Me explico: Hace un par de semanas, la planta de energía solar de Ivanpah, ubicada en el desierto de Mojave, se encendió en llamas después de que sus paneles fueron apuntados por error (cual lupa de Daniel el Travieso) hacia la base de una de sus torres de evaporación de agua. Fue el misterio más reciente en un rosario de problemas para la empresa. En menos de dos años de existencia,Ivanpah se ha devorado $1,600,000,000 de dólares en préstamos subsidiados por el gobierno de Obama y cientos de millones de dólares extra en créditos fiscales, pero a pesar de ello esta planta, que el gobierno alabó como “tecnología innovadora” no sólo produce electricidad casi 6 veces más cara que las plantas a base de gas natural, sino que también resulta un enorme foco de contaminación, produciendo 46,000 toneladas anuales de dióxido de carbono.[i] Es decir, hace energía cara, contaminante, y para acabarla de amolar, se incendia.
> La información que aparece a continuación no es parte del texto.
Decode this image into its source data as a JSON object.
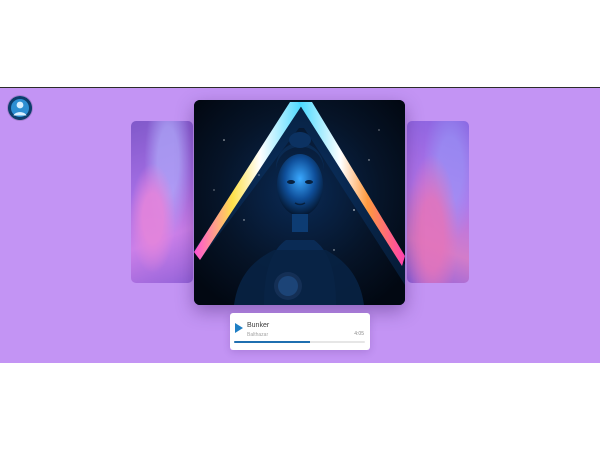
{
  "avatar": {
    "icon": "user-avatar-icon"
  },
  "carousel": {
    "background_color": "#c394f4",
    "slides": [
      {
        "position": "left",
        "icon": "album-cover-left"
      },
      {
        "position": "center",
        "icon": "album-cover-neon-triangle"
      },
      {
        "position": "right",
        "icon": "album-cover-right"
      }
    ]
  },
  "player": {
    "title": "Bunker",
    "artist": "Balthazar",
    "duration": "4:05",
    "progress": 0.58,
    "play_icon": "play-icon",
    "accent_color": "#1f6fb0"
  }
}
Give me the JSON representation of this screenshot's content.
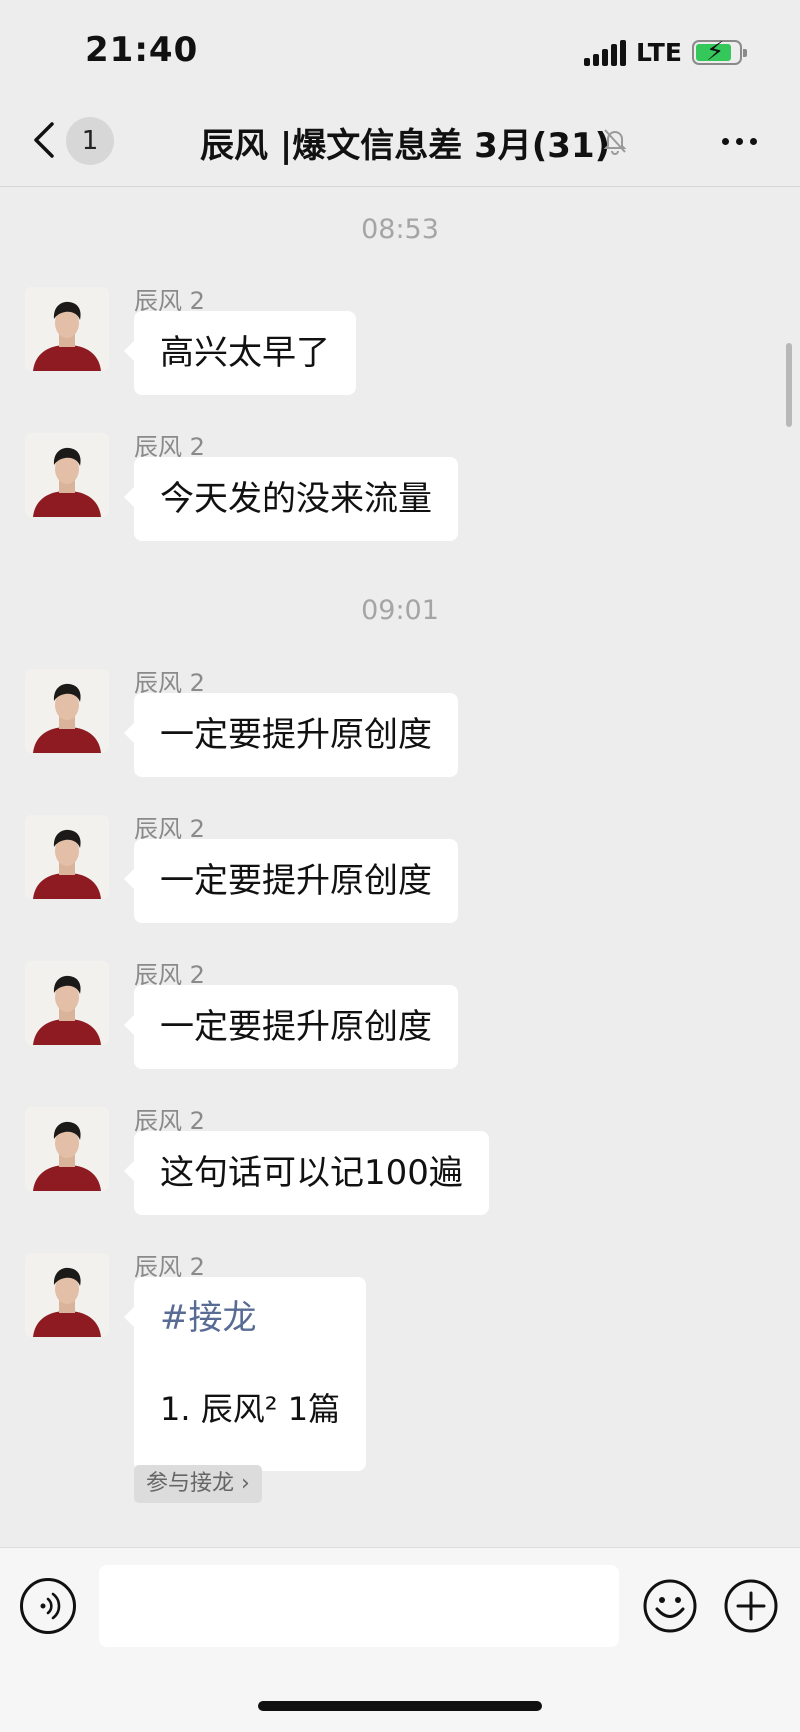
{
  "status_bar": {
    "time": "21:40",
    "network": "LTE",
    "battery": "charging"
  },
  "header": {
    "unread_count": "1",
    "title": "辰风 |爆文信息差 3月(31)",
    "muted": true
  },
  "timestamps": [
    "08:53",
    "09:01"
  ],
  "messages": [
    {
      "sender": "辰风 2",
      "text": "高兴太早了"
    },
    {
      "sender": "辰风 2",
      "text": "今天发的没来流量"
    },
    {
      "sender": "辰风 2",
      "text": "一定要提升原创度"
    },
    {
      "sender": "辰风 2",
      "text": "一定要提升原创度"
    },
    {
      "sender": "辰风 2",
      "text": "一定要提升原创度"
    },
    {
      "sender": "辰风 2",
      "text": "这句话可以记100遍"
    }
  ],
  "relay": {
    "sender": "辰风 2",
    "tag": "#接龙",
    "item": "1. 辰风² 1篇",
    "join_label": "参与接龙 ›"
  },
  "input": {
    "placeholder": ""
  },
  "colors": {
    "background": "#ededed",
    "bubble": "#ffffff",
    "link": "#576b95"
  }
}
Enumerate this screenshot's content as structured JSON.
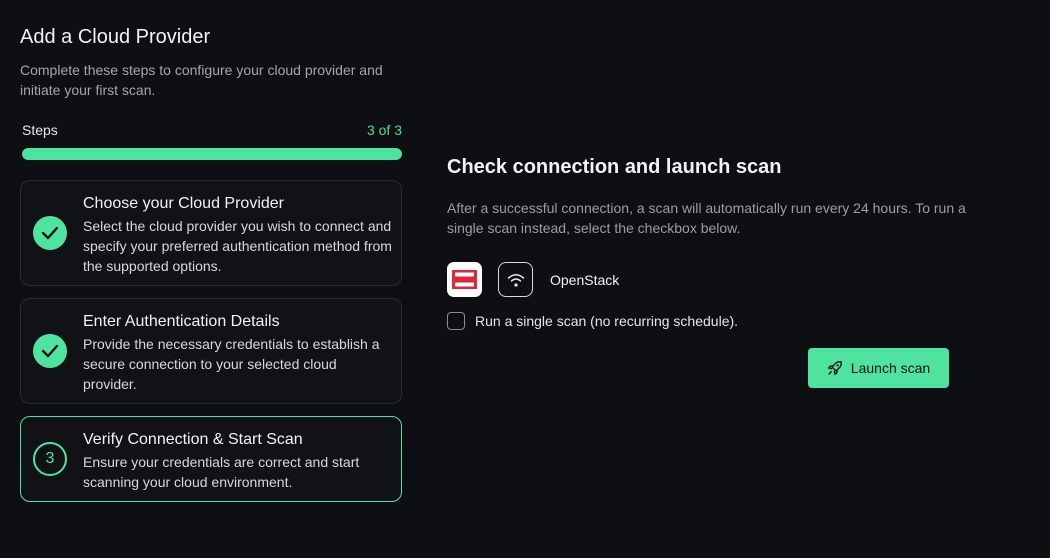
{
  "header": {
    "title": "Add a Cloud Provider",
    "subtitle": "Complete these steps to configure your cloud provider and initiate your first scan."
  },
  "progress": {
    "label": "Steps",
    "count_text": "3 of 3",
    "fraction": 1.0
  },
  "steps": [
    {
      "title": "Choose your Cloud Provider",
      "description": "Select the cloud provider you wish to connect and specify your preferred authentication method from the supported options.",
      "status": "done"
    },
    {
      "title": "Enter Authentication Details",
      "description": "Provide the necessary credentials to establish a secure connection to your selected cloud provider.",
      "status": "done"
    },
    {
      "number": "3",
      "title": "Verify Connection & Start Scan",
      "description": "Ensure your credentials are correct and start scanning your cloud environment.",
      "status": "current"
    }
  ],
  "main": {
    "title": "Check connection and launch scan",
    "description": "After a successful connection, a scan will automatically run every 24 hours. To run a single scan instead, select the checkbox below.",
    "provider": {
      "name": "OpenStack",
      "logo_icon": "openstack-logo",
      "status_icon": "wifi-icon"
    },
    "checkbox_label": "Run a single scan (no recurring schedule).",
    "checkbox_checked": false,
    "launch_button": "Launch scan"
  },
  "colors": {
    "accent": "#4fe3a0",
    "background": "#0e0f12",
    "openstack_red": "#e0263a"
  }
}
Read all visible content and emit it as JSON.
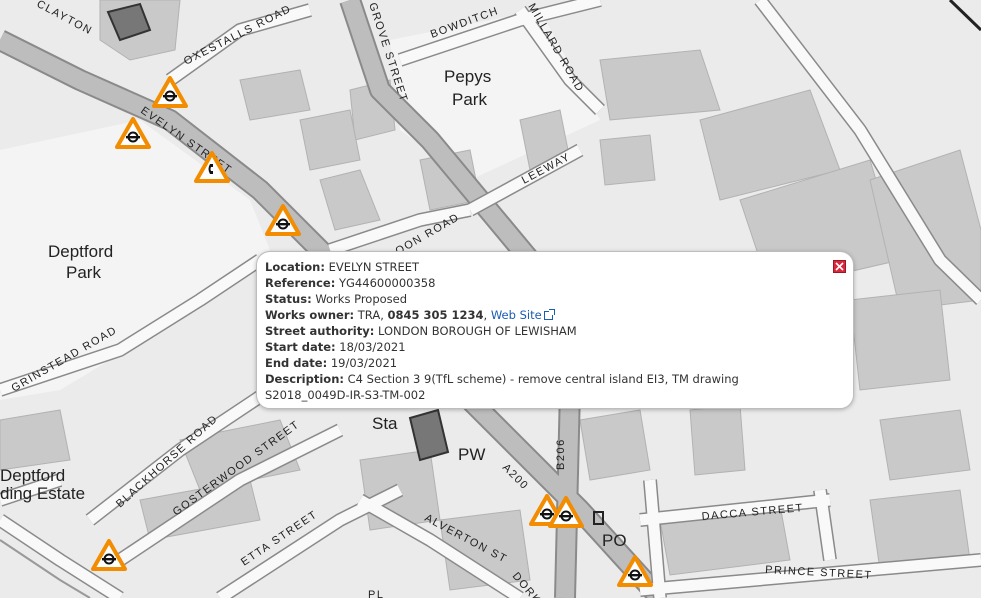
{
  "map": {
    "labels": {
      "pepys_park": [
        "Pepys",
        "Park"
      ],
      "deptford_park": [
        "Deptford",
        "Park"
      ],
      "deptford_estate": [
        "Deptford",
        "ding Estate"
      ],
      "evelyn_street": "EVELYN STREET",
      "grove_street": "GROVE STREET",
      "oxestalls_road": "OXESTALLS ROAD",
      "clayton": "CLAYTON",
      "bowditch": "BOWDITCH",
      "millard_road": "MILLARD ROAD",
      "leeway": "LEEWAY",
      "oon_road": "OON ROAD",
      "grinstead_road": "GRINSTEAD ROAD",
      "blackhorse_road": "BLACKHORSE ROAD",
      "gosterwood_street": "GOSTERWOOD STREET",
      "etta_street": "ETTA STREET",
      "alverton_st": "ALVERTON ST",
      "dorking": "DORK",
      "dacca_street": "DACCA STREET",
      "prince_street": "PRINCE STREET",
      "a200": "A200",
      "b206": "B206",
      "sta": "Sta",
      "pw": "PW",
      "po": "PO",
      "pl": "PL"
    },
    "markers": [
      {
        "name": "roadworks-marker-1",
        "icon": "tfl-roundel-icon"
      },
      {
        "name": "roadworks-marker-2",
        "icon": "tfl-roundel-icon"
      },
      {
        "name": "roadworks-marker-3",
        "icon": "phone-icon"
      },
      {
        "name": "roadworks-marker-4",
        "icon": "tfl-roundel-icon"
      },
      {
        "name": "roadworks-marker-5",
        "icon": "tfl-roundel-icon"
      },
      {
        "name": "roadworks-marker-6",
        "icon": "tfl-roundel-icon"
      },
      {
        "name": "roadworks-marker-7",
        "icon": "tfl-roundel-icon"
      },
      {
        "name": "roadworks-marker-8",
        "icon": "tfl-roundel-icon"
      }
    ],
    "marker_color": "#f28c00"
  },
  "popup": {
    "location_label": "Location:",
    "location_value": "EVELYN STREET",
    "reference_label": "Reference:",
    "reference_value": "YG44600000358",
    "status_label": "Status:",
    "status_value": "Works Proposed",
    "owner_label": "Works owner:",
    "owner_name": "TRA",
    "owner_phone": "0845 305 1234",
    "owner_link": "Web Site",
    "authority_label": "Street authority:",
    "authority_value": "LONDON BOROUGH OF LEWISHAM",
    "start_label": "Start date:",
    "start_value": "18/03/2021",
    "end_label": "End date:",
    "end_value": "19/03/2021",
    "description_label": "Description:",
    "description_value": "C4 Section 3 9(TfL scheme) - remove central island EI3, TM drawing S2018_0049D-IR-S3-TM-002",
    "close_icon": "close-icon",
    "link_color": "#1a5bb5",
    "close_color": "#d8283c"
  }
}
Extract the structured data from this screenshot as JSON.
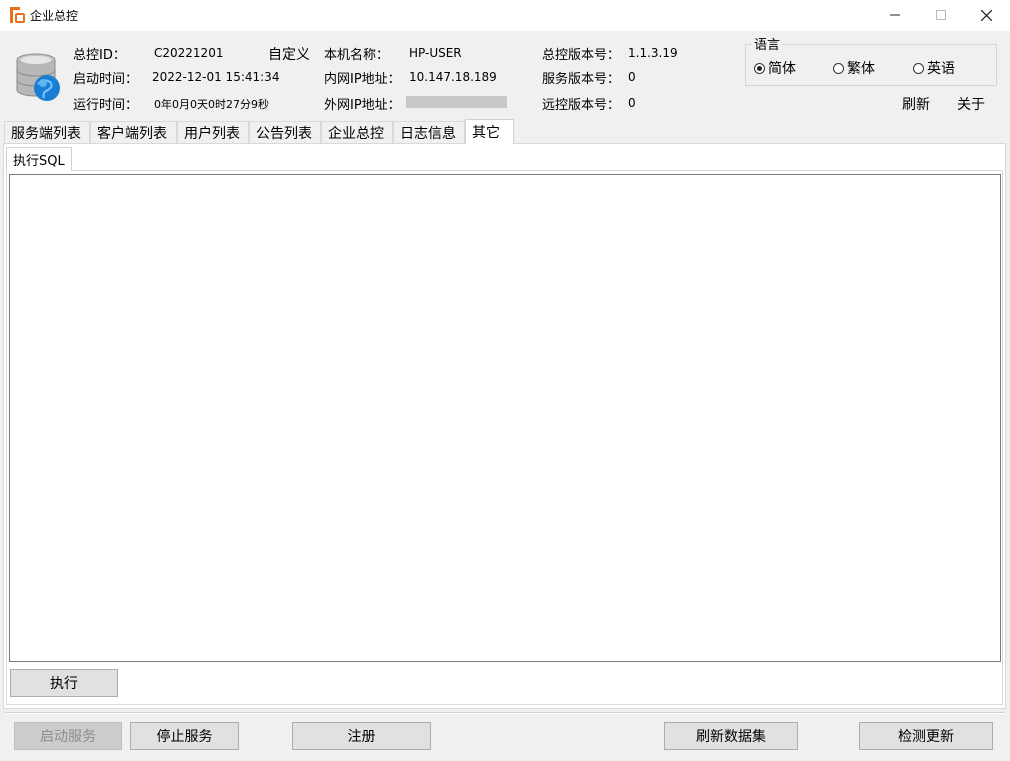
{
  "window": {
    "title": "企业总控",
    "controls": {
      "minimize": "—",
      "maximize": "☐",
      "close": "✕"
    }
  },
  "info": {
    "control_id_label": "总控ID：",
    "control_id_value": "C20221201",
    "custom_label": "自定义",
    "start_time_label": "启动时间：",
    "start_time_value": "2022-12-01 15:41:34",
    "run_time_label": "运行时间：",
    "run_time_value": "0年0月0天0时27分9秒",
    "host_name_label": "本机名称：",
    "host_name_value": "HP-USER",
    "lan_ip_label": "内网IP地址：",
    "lan_ip_value": "10.147.18.189",
    "wan_ip_label": "外网IP地址：",
    "control_version_label": "总控版本号：",
    "control_version_value": "1.1.3.19",
    "service_version_label": "服务版本号：",
    "service_version_value": "0",
    "remote_version_label": "远控版本号：",
    "remote_version_value": "0"
  },
  "language": {
    "legend": "语言",
    "options": [
      {
        "label": "简体",
        "selected": true
      },
      {
        "label": "繁体",
        "selected": false
      },
      {
        "label": "英语",
        "selected": false
      }
    ]
  },
  "actions": {
    "refresh": "刷新",
    "about": "关于"
  },
  "tabs": [
    {
      "label": "服务端列表",
      "active": false
    },
    {
      "label": "客户端列表",
      "active": false
    },
    {
      "label": "用户列表",
      "active": false
    },
    {
      "label": "公告列表",
      "active": false
    },
    {
      "label": "企业总控",
      "active": false
    },
    {
      "label": "日志信息",
      "active": false
    },
    {
      "label": "其它",
      "active": true
    }
  ],
  "subtab": {
    "label": "执行SQL"
  },
  "sql_editor": {
    "value": ""
  },
  "execute_button": "执行",
  "bottom_buttons": {
    "start_service": "启动服务",
    "stop_service": "停止服务",
    "register": "注册",
    "refresh_dataset": "刷新数据集",
    "check_update": "检测更新"
  },
  "colors": {
    "icon_orange": "#e8701a",
    "globe_blue": "#1a7fd4"
  }
}
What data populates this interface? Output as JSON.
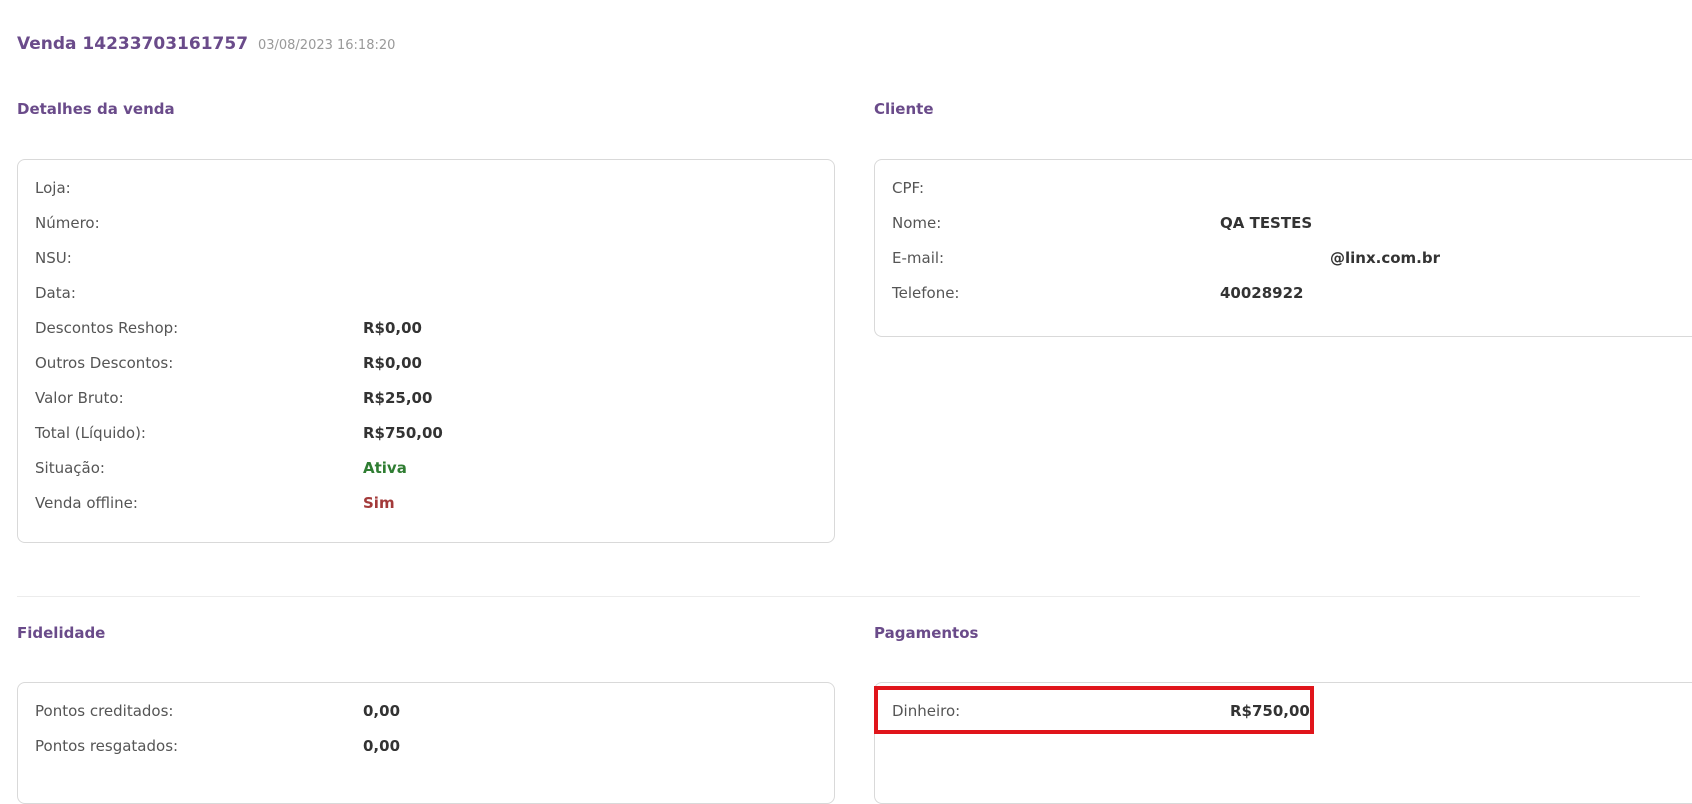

Ese mismo diagnóstico de contaminación, gasto excesivo y empresas en llamas, se reproduce a lo largo del sector “ecológico”. Desde el caso de Solyndra, otra empresa de energía solar, subsidiada con $500 millones de dólares por la administración Obama, que quebró espectacularmente en 2011 (en medio de acusaciones de alteración de datos financieros e investigaciones del FBI),[ii] hasta el fracaso de la energía eólica, cuyo nivel de producción no es confiable, lo que obliga a tener plantas de respaldo con combustibles fósiles, (las cuales deben funcionar permanentemente, no es como prender y apagar el foco de su recámara) duplicando costos y aumentando la contaminación, en lugar de reducirla.[iii]
Algo similar sucede con los autos eléctricos, que contaminan tanto o más que muchos vehículos a gasolina, porque la electricidad que usan también suele producirse con combustibles fósiles y porque son más pesados (un nuevo estudio, recién publicado en Atmospheric Environment, señala que, de hecho, es la reducción en el peso del vehículo lo que lo vuelve menos contaminante, y no su tipo de combustible)[iv].
Y, por supuesto, con el desastroso programa hoy no circula que, como lo comentábamos hace unas semanas, de acuerdo con un estudio titulado The effect of transport policies on car use: Evidence from Latin American cities, sólo resulta efectivo en el corto plazo (aproximadamente dos meses) y para el primer año de funcionamiento sus beneficios prácticamente han sido anulados.[v] A esto se suma el Centro de Ciencias de la Atmósfera de la UNAM, citado hace unos días por Sergio Sarmiento, quien explica que, irónicamente, el reducir la actividad vehicular en un 20 por ciento puede llevar a un incremento de 5 por ciento en el ozono,[vi] entre otras cosas, porque los vehículos que sí circulan hacen recorridos más largos.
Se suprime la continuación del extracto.